Fannie Mae Climbs Low Rates, Will Buy Mortgages In Q2



Fannie Mae continues to reap the benefits of low mortgage rates as published net profit for the second quarter of 2021 of $ 7.2 billion compared to $ 5 billion in First quarter

Refinancing continued to account for the majority of government-funded company acquisitions. In the second quarter, refinancing accounted for 65%, or $ 243.8 billion, of Fannie Mae’s $ 373.3 billion single-family acquisitions, while refinancing accounted for 70%, or $ 545 billion, of Fannie Mae’s single-family acquisitions for the year.

But unlike last year, purchases reached $ 130 billion, surpassing each of the previous four quarters. According to Fannie Mae, half of these acquisitions were made by homeowners for the first time.

IN moratorium on foreclosure came to an end at the end of July, although borrowers have the option to cut their monthly payments. Fannie Mae said that by the end of June, of the 1.4 million COVID-19 waiver loans, 24% had been recovered, 24% were deferred, 24% were repaid, and 23% remain active.

Including deferred loans, 2.08% of Fannie Mae’s single-family loans are seriously delinquent, fifty basis points less than in the first quarter of 2021.

Company executives said the company remains undercapitalized, although Fannie Mae’s net worth rose to $ 37.3 billion in the second quarter. The net worth to assets ratio also increased from 0.7% in the first quarter to 0.9% in the second quarter.

The company also continues to maintain credit risk transfers on hold. In March 2020, Fannie Mae and Freddie Mac suspend credit risk transfers, which shift some of the risk of credit losses on mortgages they insure to investors. Freddie Mac has resumed these transfers by the end of 2020, but Fannie Mae has not entered into any new credit risk transfer transactions since then.

As a result, the percentage of its warranty coverage covered by the CRT fell to 21% in the second quarter of 2021. In 2019, the last full year that CRT conducted transactions, its risk mitigation strategy covered 46% of its portfolio.

David Benson, Fannie Mae’s president and acting chief financial officer, said Fannie Mae did indeed expect refinancing to decline in the second half of the year due to “a moderate expected rise in interest rates.”

During the quarterly income statement, Fannie Mae CEO Hugh Frater said that, in addition to Fannie Mae’s strong performance and economic recovery, housing is still out of reach for many.

“We understand that the housing market we serve is not meeting the needs of everyone,” said Frater. “We need to change that.
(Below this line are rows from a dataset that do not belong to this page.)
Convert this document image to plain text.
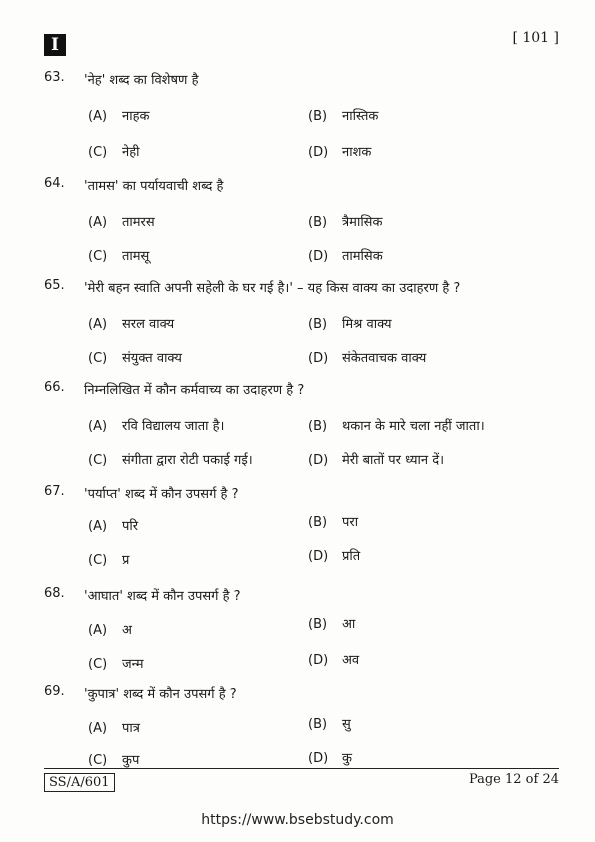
I	[ 101 ]
63. 'नेह' शब्द का विशेषण है
(A) नाहक	(B) नास्तिक
(C) नेही	(D) नाशक
64. 'तामस' का पर्यायवाची शब्द है
(A) तामरस	(B) त्रैमासिक
(C) तामसू	(D) तामसिक
65. 'मेरी बहन स्वाति अपनी सहेली के घर गई है।' – यह किस वाक्य का उदाहरण है ?
(A) सरल वाक्य	(B) मिश्र वाक्य
(C) संयुक्त वाक्य	(D) संकेतवाचक वाक्य
66. निम्नलिखित में कौन कर्मवाच्य का उदाहरण है ?
(A) रवि विद्यालय जाता है।	(B) थकान के मारे चला नहीं जाता।
(C) संगीता द्वारा रोटी पकाई गई।	(D) मेरी बातों पर ध्यान दें।
67. 'पर्याप्त' शब्द में कौन उपसर्ग है ?
(A) परि	(B) परा
(C) प्र	(D) प्रति
68. 'आघात' शब्द में कौन उपसर्ग है ?
(A) अ	(B) आ
(C) जन्म	(D) अव
69. 'कुपात्र' शब्द में कौन उपसर्ग है ?
(A) पात्र	(B) सु
(C) कुप	(D) कु
SS/A/601	Page 12 of 24
https://www.bsebstudy.com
It takes both big and small actions to move housing in the right direction. ”

Hugh also noted that Fannie Mae supports the statements. Housing and urban development Secretary Marcia Fudge and Federal Agency for Housing Finance Acting Director Sandra Thompson, showing her commitment fairer housing system

The company also said that in light of the uncertainty surrounding the pandemic, it will consider a hybrid work-from-home model for its employees. He reported that the vast majority of employees work remotely, although employees can now volunteer from the main office.